Incoming Pressure is the percentage of attempted transactions that turn out to be fraudulent, and it is a critical metric to keep an eye on during the busy season. Why? Because a rise in incoming pressure is the best indicator for a weakness in your fraud protection. Once a fraudulent transaction proves successful, the fraudster promotes their breach to their network, creating a wave of incoming fraud attacks. If this happens, a merchant will need to decline more transactions before they can isolate the problem. More declines means lost revenue, at a time of year where merchants need to be cashing in. But the bigger mid-term concern is that fraud will have entered your system, remain undetected in the short run and multiply in the weeks following the busy season breach.

A particular vector of attack we have observed throughout 2021, and which we expect to feature this Christmas is in-store, curbside and, packstation pickups.These delivery options have become a consumer preference for customers who are unable to receive deliveries at home. But they are also a boon to fraudsters who have found a delivery loophole where they could make purchases with stolen financial information or identities and then have the items shipped to anonymous locations that do not require a personal shipping address.

Unfortunately for many merchants, it is relatively easy for fraudsters to circumvent rules engines that do not track packstation or locker IDs. So, instead of removing this delivery option from the checkout, merchants and payment companies still have time to include this data point to reduce the risk of this fraud use case.

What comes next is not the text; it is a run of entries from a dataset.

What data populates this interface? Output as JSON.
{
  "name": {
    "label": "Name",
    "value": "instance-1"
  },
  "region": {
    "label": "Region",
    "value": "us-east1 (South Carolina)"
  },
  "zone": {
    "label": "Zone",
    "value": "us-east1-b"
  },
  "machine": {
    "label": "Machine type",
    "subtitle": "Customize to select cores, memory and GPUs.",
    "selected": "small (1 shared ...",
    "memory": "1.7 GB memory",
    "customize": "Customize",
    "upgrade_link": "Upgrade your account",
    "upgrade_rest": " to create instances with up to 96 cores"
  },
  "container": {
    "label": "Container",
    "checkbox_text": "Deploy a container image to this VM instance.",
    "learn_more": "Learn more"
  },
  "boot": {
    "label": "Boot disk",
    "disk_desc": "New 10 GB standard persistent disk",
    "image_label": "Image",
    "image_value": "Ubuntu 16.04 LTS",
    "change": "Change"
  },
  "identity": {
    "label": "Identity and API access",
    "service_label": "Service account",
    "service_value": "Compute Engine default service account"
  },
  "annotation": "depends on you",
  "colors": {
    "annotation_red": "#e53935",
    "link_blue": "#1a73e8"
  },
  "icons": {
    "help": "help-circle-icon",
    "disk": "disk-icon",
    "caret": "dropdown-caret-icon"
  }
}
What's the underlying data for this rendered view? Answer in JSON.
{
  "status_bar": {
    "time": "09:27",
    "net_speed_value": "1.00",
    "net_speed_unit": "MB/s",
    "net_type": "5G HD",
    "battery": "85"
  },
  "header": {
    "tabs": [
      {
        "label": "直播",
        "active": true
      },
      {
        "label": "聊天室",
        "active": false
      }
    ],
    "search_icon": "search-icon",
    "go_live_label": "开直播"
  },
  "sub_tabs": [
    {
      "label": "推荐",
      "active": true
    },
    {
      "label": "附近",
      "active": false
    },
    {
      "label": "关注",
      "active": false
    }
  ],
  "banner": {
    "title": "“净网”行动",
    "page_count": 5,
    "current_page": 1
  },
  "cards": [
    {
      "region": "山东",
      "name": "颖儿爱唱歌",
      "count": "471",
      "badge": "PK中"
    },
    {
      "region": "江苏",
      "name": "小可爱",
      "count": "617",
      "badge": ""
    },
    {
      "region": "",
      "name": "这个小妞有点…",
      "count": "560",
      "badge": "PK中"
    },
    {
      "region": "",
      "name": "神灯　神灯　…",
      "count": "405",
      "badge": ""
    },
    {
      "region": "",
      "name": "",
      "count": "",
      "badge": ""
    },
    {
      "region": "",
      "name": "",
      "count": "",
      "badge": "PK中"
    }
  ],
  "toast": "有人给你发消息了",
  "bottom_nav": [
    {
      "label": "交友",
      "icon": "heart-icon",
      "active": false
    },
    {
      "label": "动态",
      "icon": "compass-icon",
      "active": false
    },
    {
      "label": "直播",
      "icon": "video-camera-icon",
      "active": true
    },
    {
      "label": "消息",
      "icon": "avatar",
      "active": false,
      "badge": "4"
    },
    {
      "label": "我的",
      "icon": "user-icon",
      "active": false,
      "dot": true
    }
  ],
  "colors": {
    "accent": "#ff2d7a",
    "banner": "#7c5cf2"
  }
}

Secure Your Holiday Plans Now

In summary, the key this festive season is to have the right insights and visibility in order to catch the first threat before it is successful – and halt the potential wave of fraud that could follow. This can be done through an approach called linking analysis and real-time data enrichment. It is recommended to identify harder to spot patterns that increase transaction risk by overlaying velocity attributes like: Email address, Customer name, Payment source, Shipping address, Customer ID, Device ID, IP address and similar transactions as a proxy for fraud risk.

The good news is that there is still time for your business to build the tactics into your holiday risk management plan to combat these new threats. Don’t let fraudsters ruin what is set to be the biggest online busy season of all time.